Croatia beat hosts Libya 3-1 on penalties to win the inaugural Mediterranean Futsal Cup, held in the Libyan capital of Tripoli.

Some 16 countries from the Mediterranean region took part in the competition, although there were three notable absentees: two-time world champions Spain; Italy, who finished third at the FIFA Futsal World Cup Brazil 2008, and Egypt, who have appeared four times at world futsal’s showpiece tournament. For those that did take part, the event provided a valuable dress rehearsal for the qualifiers for the next FIFA Futsal World Cup, to be hosted in Thailand in two years’ time.

Having reached the second round at Guatemala 2000, their only previous appearance in the world finals, the Croatians will have high hopes of negotiating the qualifying competition after proving too good for their Mediterranean neighbours.

The hero of the hour for the Balkan side was goalkeeper Ivo Jukic, who kept out four penalties in the final. “It was a great game between two fine teams and it was in the balance right until the end,” said the elated custodian afterwards. “Luckily for us we managed to come through on penalties and I’m delighted to have made those saves. I’d watched the Libyans before so I had a fair idea where they’d put them. That said, you always need a bit of luck too.”

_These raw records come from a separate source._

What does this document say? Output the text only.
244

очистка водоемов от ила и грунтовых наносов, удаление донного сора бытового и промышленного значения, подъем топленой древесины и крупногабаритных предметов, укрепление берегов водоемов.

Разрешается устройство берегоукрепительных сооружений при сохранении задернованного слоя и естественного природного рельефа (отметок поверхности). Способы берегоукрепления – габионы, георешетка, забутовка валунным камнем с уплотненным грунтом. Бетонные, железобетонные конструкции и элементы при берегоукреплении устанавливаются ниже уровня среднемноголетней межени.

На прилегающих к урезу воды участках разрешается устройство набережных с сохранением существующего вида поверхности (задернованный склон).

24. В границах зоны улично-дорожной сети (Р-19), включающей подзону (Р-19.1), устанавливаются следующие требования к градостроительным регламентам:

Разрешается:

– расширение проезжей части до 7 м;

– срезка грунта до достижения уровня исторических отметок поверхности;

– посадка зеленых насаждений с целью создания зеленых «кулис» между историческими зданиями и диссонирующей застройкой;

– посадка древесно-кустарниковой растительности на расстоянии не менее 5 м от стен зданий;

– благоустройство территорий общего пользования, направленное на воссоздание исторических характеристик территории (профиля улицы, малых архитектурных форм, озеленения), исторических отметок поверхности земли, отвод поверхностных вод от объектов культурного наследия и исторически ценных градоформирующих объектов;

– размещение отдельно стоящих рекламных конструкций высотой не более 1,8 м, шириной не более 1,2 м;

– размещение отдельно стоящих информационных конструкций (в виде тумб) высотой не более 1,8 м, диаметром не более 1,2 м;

I’m delighted we won but the main reason we came was to learn and to keep on developing. It’s a good start for us.

Libya were the only non-European side to reach the last four, where they disposed of France 2-1 to take their place in the final. The Croatians, who went the whole tournament without losing a game, joined them there after overpowering Slovenia 7-3.

The men in red and white were inspired by their star man, Dario Marinovic, who was voted player of the tournament. The top goalscorer award went to Syria’s sharpshooter Mohamed Istambouli, who struck 17 goals in all, while Libya's Mohamed Alsharif took the honours as the best goalkeeper.

Having only taken charge of the team last summer, Croatia coach Mato Stankovic has every reason to be content with the progress his team are making: “We’ve set the bar high for ourselves now although we’re still in the process of putting the team together. But by the time the 2012 European Championships come around the players will be ready. I’m delighted we won but the main reason we came was to learn and to keep on developing. It’s a good start for us."

Home favourites Libya made a dramatic start to the competition, scoring 26 goals in brushing aside Syria, Morocco and Greece in their group. Hungry for more, Pablo Prieto’s men then beat Lebanon in the quarter-finals and France in the semis, only to come up short in the final.

“We were really looking forward to playing at home in front of our own fans, but to win a tournament you have to go out and perform as well,” commented a rueful Prieto following his side’s spot-kick defeat.

The third-place match between France and Slovenia was their second meeting of the competition, with the Slovenians following up their 3-1 win over Les Bleus in the group phase with a 4-2 victory that gave them the last place on the podium.

Despite the presence of their young Qatar-based star Khaled Takaji, Lebanon were no match for the Morocco, who beat them 6-2 to claim fifth place, while Bosnia took seventh courtesy of a handsome 5-2 defeat of Tunisia.

World finalists at Netherlands 1989, Algeria flattered to deceive and fell to a Turkey side who claimed ninth after snatching a thrilling 11-10 win against neighbours Greece.